Palo se marchó justo después de Key. Había pasado su última noche londinense en brazos de Laura. No habían dormido. Ella había llorado.
—No te preocupes —le había susurrado para consolarla—. Nos encontraremos aquí pronto, muy pronto.
—Te quiero, Palo.
—Yo también te quiero.
—Prométeme que me querrás siempre.
—Te lo prometo.
—¡Prométemelo mejor! ¡Promételo más fuerte! ¡Promételo con toda tu alma!
—Te querré. Todos los días. Todas las noches. Mañana y tarde, al amanecer y en el crepúsculo. Te querré. Toda mi vida. Siempre. Los días de guerra y los días de paz. Te querré.

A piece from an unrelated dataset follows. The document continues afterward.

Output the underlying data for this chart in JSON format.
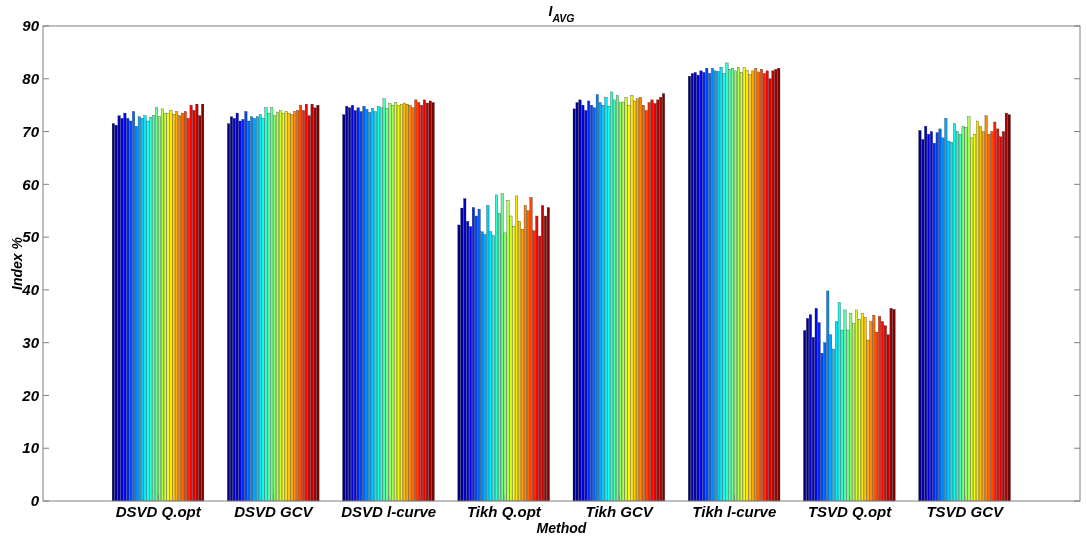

Y mientras ella le cubría de besos, Palo suplicó al destino que protegiese a su amada. Maldita guerra y malditos hombres; que el destino le arrancase hasta la última gota de sangre con tal de que la librase a ella. Se ofrecía al destino por Laura como se había ofrecido al Señor por Gordo. Días más tarde, se lanzaba en paracaídas sobre Francia desde un bombardero.
Transcurrieron varias semanas. A finales de marzo, Denis el canadiense, del que no había habido noticia alguna, volvió a Londres, sano y salvo.
Pasaron los meses. Llegó la primavera, luego el verano. En la más insoportable de las soledades, Stanislas salía a vagar a menudo por los parques de Londres, entonces cubiertos de verde; las flores violetas de las grandes alamedas le hacían compañía. Desde su despacho de Portman Square, seguía los avances de sus compañeros. En un mapa de Francia, clavaba chinchetas de colores que representaban sus posiciones. Todos los días, rezaba.